Once it is done saving, it will take us to the query editor, where we can run a query on this data.

Per the Iceberg connectors documentation, the data from our CSV file is saved in a JSON column called _airbyte_data. We want to extract that JSON as separate columns, luckily Dremio makes last mile ETL work like this, which is something we can self-serve.

  • Use the CONVERT_FROM function to convert the JSON into a Struct, and then just give each property its own column from there.
SELECT
CONVERT_FROM(_airbyte_data,'json') as data,
data['ip_address'] as ip_address,
data['first_name'] as first_name,
data['last_name'] as last_name,
data['id'] as id,
data['email'] as email,
data['gender'] as gender
FROM airbyte_raw_csv_file;

Run the query and now each piece of data has its own field. We can save this view by right-clicking “Save View As” in the upper-right corner.

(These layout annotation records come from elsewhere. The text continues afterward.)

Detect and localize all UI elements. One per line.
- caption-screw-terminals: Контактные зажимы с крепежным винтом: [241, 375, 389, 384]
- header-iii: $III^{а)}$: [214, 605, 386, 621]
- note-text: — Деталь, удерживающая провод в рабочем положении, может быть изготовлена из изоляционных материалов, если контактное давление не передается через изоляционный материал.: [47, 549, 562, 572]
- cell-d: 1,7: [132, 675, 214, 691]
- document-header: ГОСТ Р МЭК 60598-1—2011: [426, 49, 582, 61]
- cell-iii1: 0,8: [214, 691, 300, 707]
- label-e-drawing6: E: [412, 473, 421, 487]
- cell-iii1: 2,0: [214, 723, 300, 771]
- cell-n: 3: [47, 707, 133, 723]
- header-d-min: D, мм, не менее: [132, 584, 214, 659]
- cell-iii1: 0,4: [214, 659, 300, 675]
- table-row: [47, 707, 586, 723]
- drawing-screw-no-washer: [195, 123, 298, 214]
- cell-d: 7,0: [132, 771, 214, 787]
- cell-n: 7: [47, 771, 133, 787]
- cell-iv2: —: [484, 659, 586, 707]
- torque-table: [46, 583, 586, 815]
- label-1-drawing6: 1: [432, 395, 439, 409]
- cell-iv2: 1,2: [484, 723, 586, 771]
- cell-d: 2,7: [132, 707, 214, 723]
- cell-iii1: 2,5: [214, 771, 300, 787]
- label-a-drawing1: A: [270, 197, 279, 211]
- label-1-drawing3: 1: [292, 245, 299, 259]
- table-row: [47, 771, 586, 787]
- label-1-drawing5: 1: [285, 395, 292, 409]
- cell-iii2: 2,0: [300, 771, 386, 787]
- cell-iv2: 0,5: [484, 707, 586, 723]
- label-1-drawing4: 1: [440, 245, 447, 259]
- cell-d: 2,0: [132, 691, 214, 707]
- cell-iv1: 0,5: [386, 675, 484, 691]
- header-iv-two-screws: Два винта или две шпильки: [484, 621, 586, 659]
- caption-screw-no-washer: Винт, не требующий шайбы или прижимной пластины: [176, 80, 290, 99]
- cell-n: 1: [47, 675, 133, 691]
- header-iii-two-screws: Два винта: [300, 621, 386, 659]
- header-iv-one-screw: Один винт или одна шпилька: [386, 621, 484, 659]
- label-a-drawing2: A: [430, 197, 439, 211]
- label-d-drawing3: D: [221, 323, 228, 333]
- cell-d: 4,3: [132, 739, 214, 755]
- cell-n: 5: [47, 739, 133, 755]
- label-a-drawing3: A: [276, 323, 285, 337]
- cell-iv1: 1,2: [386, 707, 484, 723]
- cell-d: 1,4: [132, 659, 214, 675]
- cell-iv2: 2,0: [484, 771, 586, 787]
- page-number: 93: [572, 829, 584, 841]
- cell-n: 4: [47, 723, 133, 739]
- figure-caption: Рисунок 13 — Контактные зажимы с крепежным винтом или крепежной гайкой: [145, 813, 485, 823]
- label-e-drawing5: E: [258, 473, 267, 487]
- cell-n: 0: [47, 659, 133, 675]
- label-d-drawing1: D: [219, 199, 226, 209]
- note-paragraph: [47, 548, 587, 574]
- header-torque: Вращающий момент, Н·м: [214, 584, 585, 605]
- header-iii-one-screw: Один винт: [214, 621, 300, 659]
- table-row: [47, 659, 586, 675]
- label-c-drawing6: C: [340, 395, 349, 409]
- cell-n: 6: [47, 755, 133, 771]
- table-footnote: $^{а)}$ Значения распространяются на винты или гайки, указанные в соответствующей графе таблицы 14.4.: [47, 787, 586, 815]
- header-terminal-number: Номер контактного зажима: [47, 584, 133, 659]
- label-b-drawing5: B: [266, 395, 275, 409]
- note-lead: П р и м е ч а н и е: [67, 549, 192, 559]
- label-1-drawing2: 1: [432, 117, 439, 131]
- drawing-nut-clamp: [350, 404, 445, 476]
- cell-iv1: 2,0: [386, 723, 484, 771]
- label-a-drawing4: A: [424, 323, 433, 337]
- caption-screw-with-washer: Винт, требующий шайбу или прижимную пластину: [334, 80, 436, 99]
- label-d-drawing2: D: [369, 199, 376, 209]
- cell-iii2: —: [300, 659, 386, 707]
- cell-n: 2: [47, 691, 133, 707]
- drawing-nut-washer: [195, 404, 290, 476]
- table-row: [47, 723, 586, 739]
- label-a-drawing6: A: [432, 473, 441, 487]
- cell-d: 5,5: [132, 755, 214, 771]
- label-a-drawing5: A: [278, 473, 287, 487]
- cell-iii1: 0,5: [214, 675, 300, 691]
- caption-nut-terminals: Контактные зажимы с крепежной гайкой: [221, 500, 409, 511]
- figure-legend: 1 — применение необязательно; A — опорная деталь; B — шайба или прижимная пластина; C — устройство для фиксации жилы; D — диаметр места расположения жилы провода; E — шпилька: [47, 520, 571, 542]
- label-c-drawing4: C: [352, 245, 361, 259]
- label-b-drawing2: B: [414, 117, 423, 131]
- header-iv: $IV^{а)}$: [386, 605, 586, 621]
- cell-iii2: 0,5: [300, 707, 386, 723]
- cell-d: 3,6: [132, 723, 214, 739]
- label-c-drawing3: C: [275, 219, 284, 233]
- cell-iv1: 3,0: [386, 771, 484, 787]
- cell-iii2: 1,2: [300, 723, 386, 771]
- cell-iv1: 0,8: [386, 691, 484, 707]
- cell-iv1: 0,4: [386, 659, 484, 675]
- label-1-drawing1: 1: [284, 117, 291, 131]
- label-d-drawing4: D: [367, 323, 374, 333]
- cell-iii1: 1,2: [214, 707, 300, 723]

Save the view under the name of your choosing, and you’ll now be able to access the view directly from the Dremio dashboard like it were its own table.

With enterprise versions of Dremio Software or Dremio Cloud, we can share access directly to this view without sharing access to the raw data, apply column and row masking, and much more.

Summary

Using Airbyte, you can easily ingest data from countless possible data sources into your S3-based data lake, and then directly into Apache Iceberg format. The Apache Iceberg tables are easily readable directly from your data lake using the Dremio data lakehouse platform, which allows for self-service data curation and delivery of that data for ad hoc analytics, BI dashboards, analytics applications, and more.